このワークフローに従うことで、小売企業は全店舗のデータをシームレスに統合、管理し、タイムリーで信頼性の高い営業実績に関するインサイトを取得できます。
Azure Data Factory の始め方
Azure Data Factory では、まずはじめに ADF デザイナーを使ってデータパイプラインを設計するところから始めます。これは、異なるソースと宛先間でデータがどのように移動、変換するのかを定義するパイプラインを、簡単に作成するための視覚的なデザイナーツールです。
次に、Miro のAzure アーキテクチャ図テンプレートのような視覚的なダイアグラム作成ツールを使って、データフロー フレームワークをマッピングします。このテンプレートでは、シンプルなものから複雑なものまで、データワークフローを視覚的に整理し、実装前にすべてを明確にプランニングすることができます。
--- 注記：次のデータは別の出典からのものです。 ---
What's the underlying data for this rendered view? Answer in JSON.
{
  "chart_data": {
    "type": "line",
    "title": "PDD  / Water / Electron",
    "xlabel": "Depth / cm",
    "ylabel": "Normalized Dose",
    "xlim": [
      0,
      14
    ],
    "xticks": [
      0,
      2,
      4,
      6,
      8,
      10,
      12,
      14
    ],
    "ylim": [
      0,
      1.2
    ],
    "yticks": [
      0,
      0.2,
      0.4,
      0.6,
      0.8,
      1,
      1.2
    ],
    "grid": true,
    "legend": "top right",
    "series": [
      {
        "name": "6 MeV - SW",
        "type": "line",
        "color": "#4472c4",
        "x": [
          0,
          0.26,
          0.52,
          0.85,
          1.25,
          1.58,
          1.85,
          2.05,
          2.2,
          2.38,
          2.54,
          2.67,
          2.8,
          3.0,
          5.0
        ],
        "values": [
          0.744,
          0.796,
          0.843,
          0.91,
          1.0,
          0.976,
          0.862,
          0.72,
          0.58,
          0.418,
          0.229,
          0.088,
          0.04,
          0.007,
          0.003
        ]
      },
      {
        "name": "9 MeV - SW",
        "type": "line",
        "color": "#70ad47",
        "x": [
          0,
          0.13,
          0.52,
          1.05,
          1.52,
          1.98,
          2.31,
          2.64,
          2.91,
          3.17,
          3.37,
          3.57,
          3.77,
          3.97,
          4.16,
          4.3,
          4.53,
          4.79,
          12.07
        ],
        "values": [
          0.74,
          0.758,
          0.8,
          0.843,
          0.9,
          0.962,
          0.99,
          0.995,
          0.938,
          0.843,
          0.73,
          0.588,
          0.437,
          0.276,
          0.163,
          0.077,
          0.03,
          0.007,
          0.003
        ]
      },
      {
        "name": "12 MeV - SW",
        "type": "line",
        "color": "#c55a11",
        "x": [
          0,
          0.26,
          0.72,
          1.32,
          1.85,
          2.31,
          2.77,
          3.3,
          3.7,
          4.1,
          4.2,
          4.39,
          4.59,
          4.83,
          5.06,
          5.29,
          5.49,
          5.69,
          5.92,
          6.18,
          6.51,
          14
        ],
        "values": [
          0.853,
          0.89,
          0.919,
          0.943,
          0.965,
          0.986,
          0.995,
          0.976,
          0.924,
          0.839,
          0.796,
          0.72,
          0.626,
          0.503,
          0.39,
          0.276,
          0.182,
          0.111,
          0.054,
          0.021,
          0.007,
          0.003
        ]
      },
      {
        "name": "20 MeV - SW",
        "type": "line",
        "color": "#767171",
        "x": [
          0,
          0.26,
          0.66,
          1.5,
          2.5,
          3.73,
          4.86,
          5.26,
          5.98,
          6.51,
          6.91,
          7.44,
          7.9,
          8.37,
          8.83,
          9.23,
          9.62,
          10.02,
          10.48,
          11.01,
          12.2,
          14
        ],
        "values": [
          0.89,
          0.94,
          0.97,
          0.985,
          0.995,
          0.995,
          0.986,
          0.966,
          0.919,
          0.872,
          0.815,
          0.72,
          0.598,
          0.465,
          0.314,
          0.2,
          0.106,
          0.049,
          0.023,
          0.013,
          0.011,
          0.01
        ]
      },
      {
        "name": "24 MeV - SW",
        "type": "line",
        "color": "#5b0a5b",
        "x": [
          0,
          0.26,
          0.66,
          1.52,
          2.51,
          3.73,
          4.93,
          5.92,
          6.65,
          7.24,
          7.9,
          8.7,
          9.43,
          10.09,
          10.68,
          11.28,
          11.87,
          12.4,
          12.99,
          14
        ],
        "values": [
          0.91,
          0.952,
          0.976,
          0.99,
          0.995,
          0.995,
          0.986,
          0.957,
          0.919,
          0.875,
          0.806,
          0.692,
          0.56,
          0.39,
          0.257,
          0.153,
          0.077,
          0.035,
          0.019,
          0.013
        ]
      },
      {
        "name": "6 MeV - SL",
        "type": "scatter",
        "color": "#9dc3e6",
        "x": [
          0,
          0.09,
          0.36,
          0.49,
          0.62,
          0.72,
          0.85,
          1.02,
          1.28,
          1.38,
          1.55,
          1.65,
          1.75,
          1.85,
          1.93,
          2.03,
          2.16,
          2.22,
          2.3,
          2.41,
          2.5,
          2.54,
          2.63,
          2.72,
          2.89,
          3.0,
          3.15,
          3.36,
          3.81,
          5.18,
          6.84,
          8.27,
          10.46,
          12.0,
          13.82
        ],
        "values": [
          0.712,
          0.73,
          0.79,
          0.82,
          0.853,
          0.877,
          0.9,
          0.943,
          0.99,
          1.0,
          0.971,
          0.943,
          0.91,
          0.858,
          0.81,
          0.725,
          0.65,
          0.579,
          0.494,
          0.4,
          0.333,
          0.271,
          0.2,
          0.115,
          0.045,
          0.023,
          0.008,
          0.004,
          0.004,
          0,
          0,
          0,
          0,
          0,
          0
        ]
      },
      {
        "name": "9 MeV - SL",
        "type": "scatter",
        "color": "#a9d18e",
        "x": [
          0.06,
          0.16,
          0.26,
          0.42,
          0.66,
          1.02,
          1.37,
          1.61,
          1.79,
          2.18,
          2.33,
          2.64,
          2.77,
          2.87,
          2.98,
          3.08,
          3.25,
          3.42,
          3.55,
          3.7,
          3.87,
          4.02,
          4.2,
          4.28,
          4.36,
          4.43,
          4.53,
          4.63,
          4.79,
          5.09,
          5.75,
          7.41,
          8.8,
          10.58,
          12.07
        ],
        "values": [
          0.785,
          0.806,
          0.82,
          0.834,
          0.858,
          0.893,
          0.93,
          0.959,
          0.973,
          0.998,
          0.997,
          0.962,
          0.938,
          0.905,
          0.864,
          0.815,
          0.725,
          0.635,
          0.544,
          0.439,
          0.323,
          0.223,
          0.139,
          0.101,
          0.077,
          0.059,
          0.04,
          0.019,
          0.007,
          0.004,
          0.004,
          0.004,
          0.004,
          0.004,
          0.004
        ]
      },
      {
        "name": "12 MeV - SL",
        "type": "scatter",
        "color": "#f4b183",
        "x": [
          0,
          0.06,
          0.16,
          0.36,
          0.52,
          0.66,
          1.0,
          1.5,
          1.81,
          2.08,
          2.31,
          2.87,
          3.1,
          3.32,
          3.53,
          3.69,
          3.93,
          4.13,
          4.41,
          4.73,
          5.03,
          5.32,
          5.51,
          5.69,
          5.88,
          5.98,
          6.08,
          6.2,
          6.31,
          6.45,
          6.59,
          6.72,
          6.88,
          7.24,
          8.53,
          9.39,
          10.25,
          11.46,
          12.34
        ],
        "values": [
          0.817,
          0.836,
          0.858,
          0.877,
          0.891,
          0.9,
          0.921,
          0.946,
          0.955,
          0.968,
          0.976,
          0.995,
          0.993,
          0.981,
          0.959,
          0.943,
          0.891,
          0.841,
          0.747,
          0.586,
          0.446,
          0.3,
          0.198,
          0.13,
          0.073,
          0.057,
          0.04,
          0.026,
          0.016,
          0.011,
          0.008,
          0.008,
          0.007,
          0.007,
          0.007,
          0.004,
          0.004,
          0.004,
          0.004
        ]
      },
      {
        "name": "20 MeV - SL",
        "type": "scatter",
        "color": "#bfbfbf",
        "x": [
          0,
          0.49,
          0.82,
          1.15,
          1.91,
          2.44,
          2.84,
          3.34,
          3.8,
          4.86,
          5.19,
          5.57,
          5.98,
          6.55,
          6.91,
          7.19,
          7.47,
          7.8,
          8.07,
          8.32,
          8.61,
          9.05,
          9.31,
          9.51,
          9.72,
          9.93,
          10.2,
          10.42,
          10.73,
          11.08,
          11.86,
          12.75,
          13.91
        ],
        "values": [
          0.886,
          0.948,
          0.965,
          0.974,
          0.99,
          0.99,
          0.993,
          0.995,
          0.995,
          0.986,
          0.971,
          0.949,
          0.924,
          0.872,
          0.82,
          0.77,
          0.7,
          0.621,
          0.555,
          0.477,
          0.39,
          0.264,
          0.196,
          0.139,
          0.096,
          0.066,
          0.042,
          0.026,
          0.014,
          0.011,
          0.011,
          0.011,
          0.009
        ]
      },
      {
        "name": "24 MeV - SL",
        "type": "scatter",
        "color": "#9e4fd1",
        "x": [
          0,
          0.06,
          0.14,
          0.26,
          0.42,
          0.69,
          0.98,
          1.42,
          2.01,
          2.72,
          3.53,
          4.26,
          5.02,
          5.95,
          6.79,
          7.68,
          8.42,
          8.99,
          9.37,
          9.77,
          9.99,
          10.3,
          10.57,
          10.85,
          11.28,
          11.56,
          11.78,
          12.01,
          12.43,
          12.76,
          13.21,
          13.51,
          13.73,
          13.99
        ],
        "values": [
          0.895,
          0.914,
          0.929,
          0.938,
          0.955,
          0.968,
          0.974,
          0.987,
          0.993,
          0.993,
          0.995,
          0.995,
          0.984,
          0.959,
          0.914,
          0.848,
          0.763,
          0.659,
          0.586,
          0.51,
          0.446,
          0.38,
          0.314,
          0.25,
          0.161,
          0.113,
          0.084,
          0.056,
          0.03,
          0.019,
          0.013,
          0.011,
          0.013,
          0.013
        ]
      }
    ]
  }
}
共有可能かつコラボレーションに最適なMiro テンプレートを使えば、チームメンバーや主要なステークホルダーとリアルタイムまたは非同期で、プランニング ドキュメント上での共同作業をリモート環境で進めることも可能です。
フレームワークの準備ができたところで、SQL データベースやクラウドストレージなどのデータソースに ADF を接続するためのリンクサービスを設定します。
次に、データの出所と送信先の詳細を示すデータセット を定義します。ADF のデータセットは、パイプラインの実行中にプラットフォームが読み込む / 書き込む特定のデータ構造(テーブル、ファイル、BLOBなど)を表し、ワークフローの各ステップで正しいデータが使用、処理されるように設定します。
最後に、不要な情報のフィルタリング、整合しない部分の修正、集約したデータの要約を行いデータフローを作成し、データを分析に適した形式に変換します。
集約したデータの理解を深め最大限に活用
現代の組織において、データの作成や保存といった処理はもはや日常的なことで、特に困ることは少ないでしょう。2025 年には世界で約 180 ゼタバイトものデータ(2020 年の 64.2 ゼタバイトから増加)が生成されるという研究予測データがあるほどですから。
問題は、データの接続にあります。ADF は、大規模かつ分散したデータプールを有する組織にとって、不可欠なツールです。ADF はデータの接続、集約、標準化を支援し、ビジネスを推進するための有意義なインサイトの創出に貢献します。